- Born: Nichole Ellyse Nordeman January 3, 1972 (age 54)
- Origin: Dallas, Texas, U.S.
- Genres: CCM, pop, rock
- Occupations: Singer, songwriter
- Instruments: Vocals, piano
- Years active: 1997–present
- Labels: Star Song, Sparrow
- Website: www.nicholenordeman.com

= Nichole Nordeman =

American singer-songwriter

Nichole Ellyse Nordeman (born January 3, 1972) is an American contemporary Christian singer and songwriter.

==Biography==
Nordeman was raised in Colorado Springs, Colorado, where she played the piano in church. She got her start when she entered a Gospel Music Association (GMA) contest in Los Angeles, California and was noticed by a music producer.

She has won multiple GMA Dove Awards, including two awards for Female Vocalist of the Year. Her best-known songs include "Why", "This Mystery", "Holy", "Legacy", "Brave", and "What If". She also sang a song on the soundtrack Music Inspired by the Chronicles of Narnia, called "I Will Believe".

During 2006 and 2007, Nordeman wrote an editorial column for CCM Magazine called "Loose Ends . . . Confessions of an Unfinished Faith." She recorded the album Brave after giving birth to her son Charlie. Nordeman released the greatest hits album Recollection: The Best of Nichole Nordeman on March 6, 2007, featuring two new songs: "Sunrise" and "Finally Free".

Her song, "Real to Me" was featured on the video game Thrillville.

Her song "Crimson" on the album Brave is composed of original lyrics written by Nordeman sung over Chopin's Prelude in E min. Op 28.

Her song "Hold On (Love Will Find You)" was recorded by Paul Brandt for his album Risk, released in 2007.

Nordeman co-wrote the song "Forever Now" with American singer-songwriter David Wilcox. "Forever Now" is on Wilcox's Airstream album, released in the US on February 26, 2008. She also co-wrote the song "Stained Glass Masquerade" with Casting Crowns' front man Mark Hall.
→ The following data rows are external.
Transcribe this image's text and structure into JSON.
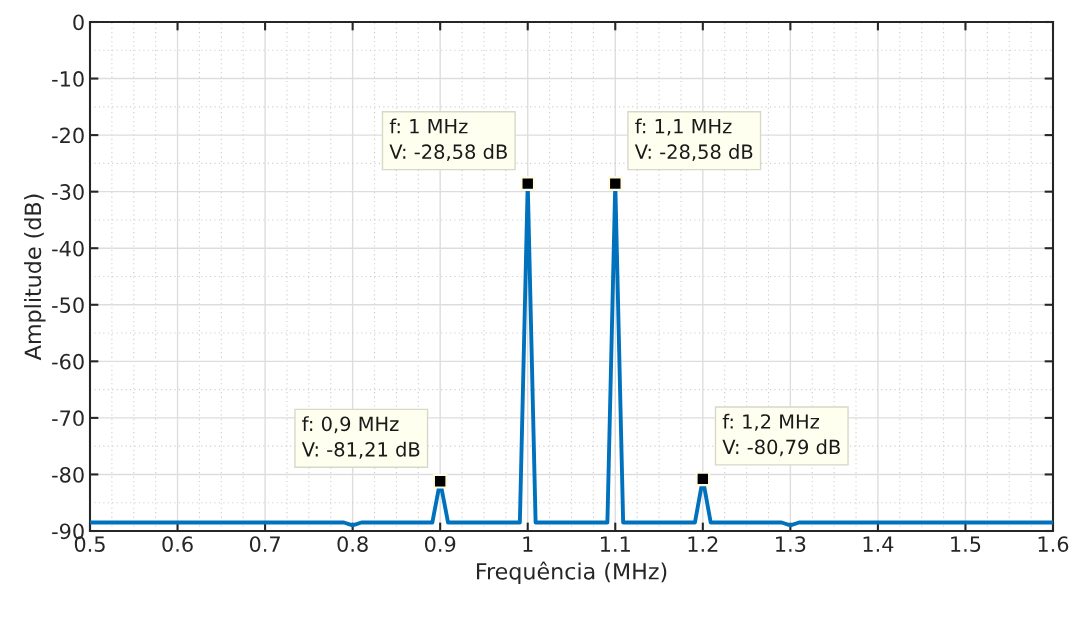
{
  "chart_data": {
    "type": "line",
    "xlabel": "Frequência (MHz)",
    "ylabel": "Amplitude (dB)",
    "x": [
      0.5,
      0.79,
      0.8,
      0.81,
      0.891,
      0.9,
      0.909,
      0.991,
      1.0,
      1.009,
      1.091,
      1.1,
      1.109,
      1.191,
      1.2,
      1.209,
      1.29,
      1.3,
      1.31,
      1.6
    ],
    "series": [
      {
        "color": "#0072bd",
        "values": [
          -88.5,
          -88.5,
          -89.0,
          -88.5,
          -88.5,
          -81.21,
          -88.5,
          -88.5,
          -28.58,
          -88.5,
          -88.5,
          -28.58,
          -88.5,
          -88.5,
          -80.79,
          -88.5,
          -88.5,
          -89.0,
          -88.5,
          -88.5
        ]
      }
    ],
    "xlim": [
      0.5,
      1.6
    ],
    "xticks": [
      0.5,
      0.6,
      0.7,
      0.8,
      0.9,
      {
        "value": 1.0,
        "label": "1"
      },
      1.1,
      1.2,
      1.3,
      1.4,
      1.5,
      1.6
    ],
    "ylim": [
      -90,
      0
    ],
    "yticks": [
      -90,
      -80,
      -70,
      -60,
      -50,
      -40,
      -30,
      -20,
      -10,
      0
    ],
    "grid": true,
    "line_style": "solid",
    "marker": "none",
    "annotations": [
      {
        "text": "f: 0,9 MHz\nV: -81,21 dB",
        "x": 0.9,
        "y": -81.21
      },
      {
        "text": "f: 1 MHz\nV: -28,58 dB",
        "x": 1.0,
        "y": -28.58
      },
      {
        "text": "f: 1,1 MHz\nV: -28,58 dB",
        "x": 1.1,
        "y": -28.58
      },
      {
        "text": "f: 1,2 MHz\nV: -80,79 dB",
        "x": 1.2,
        "y": -80.79
      }
    ]
  }
}
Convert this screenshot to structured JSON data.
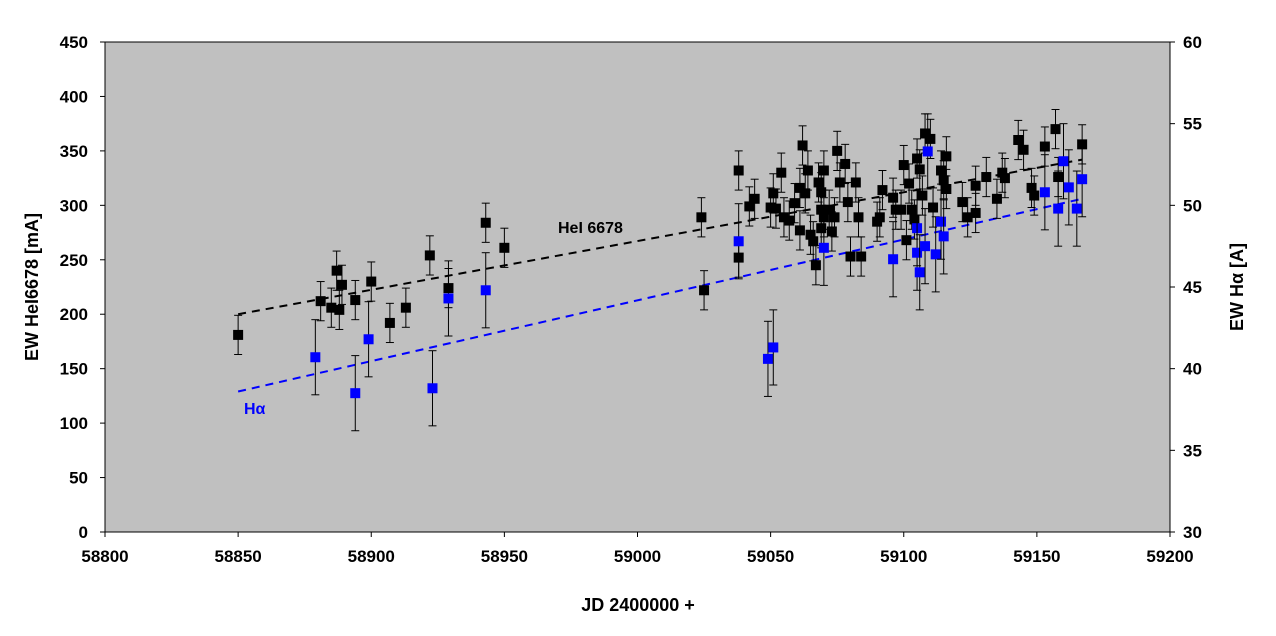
{
  "chart_data": {
    "type": "scatter",
    "title": "",
    "xlabel": "JD 2400000 +",
    "ylabel": "EW HeI6678 [mA]",
    "y2label": "EW Hα [A]",
    "xlim": [
      58800,
      59200
    ],
    "ylim": [
      0,
      450
    ],
    "y2lim": [
      30,
      60
    ],
    "xticks": [
      58800,
      58850,
      58900,
      58950,
      59000,
      59050,
      59100,
      59150,
      59200
    ],
    "yticks": [
      0,
      50,
      100,
      150,
      200,
      250,
      300,
      350,
      400,
      450
    ],
    "y2ticks": [
      30,
      35,
      40,
      45,
      50,
      55,
      60
    ],
    "grid": false,
    "plot_background": "#c0c0c0",
    "series": [
      {
        "name": "HeI 6678",
        "axis": "left",
        "color": "#000000",
        "marker": "square",
        "error": 18,
        "trend": [
          [
            58850,
            200
          ],
          [
            59167,
            342
          ]
        ],
        "points": [
          [
            58850,
            181
          ],
          [
            58881,
            212
          ],
          [
            58885,
            206
          ],
          [
            58887,
            240
          ],
          [
            58888,
            204
          ],
          [
            58889,
            227
          ],
          [
            58894,
            213
          ],
          [
            58900,
            230
          ],
          [
            58907,
            192
          ],
          [
            58913,
            206
          ],
          [
            58922,
            254
          ],
          [
            58929,
            224
          ],
          [
            58943,
            284
          ],
          [
            58950,
            261
          ],
          [
            59024,
            289
          ],
          [
            59025,
            222
          ],
          [
            59038,
            332
          ],
          [
            59038,
            252
          ],
          [
            59042,
            299
          ],
          [
            59044,
            306
          ],
          [
            59050,
            298
          ],
          [
            59051,
            311
          ],
          [
            59052,
            297
          ],
          [
            59054,
            330
          ],
          [
            59055,
            289
          ],
          [
            59057,
            286
          ],
          [
            59059,
            302
          ],
          [
            59061,
            316
          ],
          [
            59061,
            277
          ],
          [
            59062,
            355
          ],
          [
            59063,
            311
          ],
          [
            59064,
            332
          ],
          [
            59065,
            273
          ],
          [
            59066,
            267
          ],
          [
            59067,
            245
          ],
          [
            59068,
            321
          ],
          [
            59069,
            279
          ],
          [
            59069,
            312
          ],
          [
            59069,
            296
          ],
          [
            59070,
            332
          ],
          [
            59070,
            289
          ],
          [
            59072,
            296
          ],
          [
            59073,
            276
          ],
          [
            59074,
            289
          ],
          [
            59075,
            350
          ],
          [
            59076,
            321
          ],
          [
            59078,
            338
          ],
          [
            59079,
            303
          ],
          [
            59080,
            253
          ],
          [
            59082,
            321
          ],
          [
            59083,
            289
          ],
          [
            59084,
            253
          ],
          [
            59090,
            285
          ],
          [
            59091,
            289
          ],
          [
            59092,
            314
          ],
          [
            59096,
            307
          ],
          [
            59097,
            296
          ],
          [
            59099,
            296
          ],
          [
            59100,
            337
          ],
          [
            59101,
            268
          ],
          [
            59102,
            320
          ],
          [
            59103,
            296
          ],
          [
            59104,
            287
          ],
          [
            59105,
            343
          ],
          [
            59106,
            333
          ],
          [
            59107,
            309
          ],
          [
            59108,
            366
          ],
          [
            59110,
            361
          ],
          [
            59111,
            298
          ],
          [
            59114,
            332
          ],
          [
            59115,
            323
          ],
          [
            59116,
            345
          ],
          [
            59116,
            315
          ],
          [
            59122,
            303
          ],
          [
            59124,
            289
          ],
          [
            59127,
            318
          ],
          [
            59127,
            293
          ],
          [
            59131,
            326
          ],
          [
            59135,
            306
          ],
          [
            59137,
            330
          ],
          [
            59138,
            325
          ],
          [
            59143,
            360
          ],
          [
            59145,
            351
          ],
          [
            59148,
            316
          ],
          [
            59149,
            309
          ],
          [
            59153,
            354
          ],
          [
            59157,
            370
          ],
          [
            59158,
            326
          ],
          [
            59167,
            356
          ]
        ]
      },
      {
        "name": "Hα",
        "axis": "right",
        "color": "#0000ff",
        "marker": "square",
        "error": 2.3,
        "trend": [
          [
            58850,
            38.6
          ],
          [
            59167,
            50.4
          ]
        ],
        "points": [
          [
            58879,
            40.7
          ],
          [
            58894,
            38.5
          ],
          [
            58899,
            41.8
          ],
          [
            58923,
            38.8
          ],
          [
            58929,
            44.3
          ],
          [
            58943,
            44.8
          ],
          [
            59038,
            47.8
          ],
          [
            59049,
            40.6
          ],
          [
            59051,
            41.3
          ],
          [
            59070,
            47.4
          ],
          [
            59096,
            46.7
          ],
          [
            59105,
            48.6
          ],
          [
            59105,
            47.1
          ],
          [
            59106,
            45.9
          ],
          [
            59108,
            47.5
          ],
          [
            59109,
            53.3
          ],
          [
            59112,
            47.0
          ],
          [
            59114,
            49.0
          ],
          [
            59115,
            48.1
          ],
          [
            59153,
            50.8
          ],
          [
            59158,
            49.8
          ],
          [
            59160,
            52.7
          ],
          [
            59162,
            51.1
          ],
          [
            59165,
            49.8
          ],
          [
            59167,
            51.6
          ]
        ]
      }
    ]
  }
}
The song appears on Casting Crowns' second album 'Lifesong' which was released on August 30, 2005.

She also wrote and recorded the song "Beautiful for Me" for the VeggieTales movie entitled: "Sweetpea Beauty", released mid-2010.

In 2011, Nordeman was approached to create a concept album for Zondervan's The Story campaign, in which churches nationwide go through nearly the entire Bible in one school year. Nordeman accepted and wrote 17 songs written from a first person perspective of characters of the Bible and applying them to today. This collection, Music Inspired by The Story, featured 24 popular contemporary Christian music artists and debuted at No. 11 on Billboards Hot Christian Albums chart in September 2011.

On May 18, 2015, Nordeman announced that she was working on a new album, The Unmaking. In a series of videos released recently she performed a series of stripped-down fan favorite songs.

== Discography ==

- Wide Eyed (1998)
- This Mystery (2000)
- Woven & Spun (2002)
- Live at the Door (2003)
- Brave (2005)
- The Unmaking (2015)
- Every Mile Mattered (2017)
- Fragile (2019)

==Books==
Love Story, Worthy Publishing (August 2012) ISBN 9781617950513

Slow Down—Embracing the Everyday Moments of Motherhood, Thomas Nelson Publishing (August 2017) ISBN 9780718099015

==Awards==
In 2003, Nordeman won four Dove Awards including Female Vocalist of the Year, Song of the Year, Songwriter of the Year, and Pop/Contemporary Recorded Song of the Year all for her song for "Holy".

Nordeman has been nominated for two Dove Awards for Female Vocalist of the Year in the years 2006 and 2007.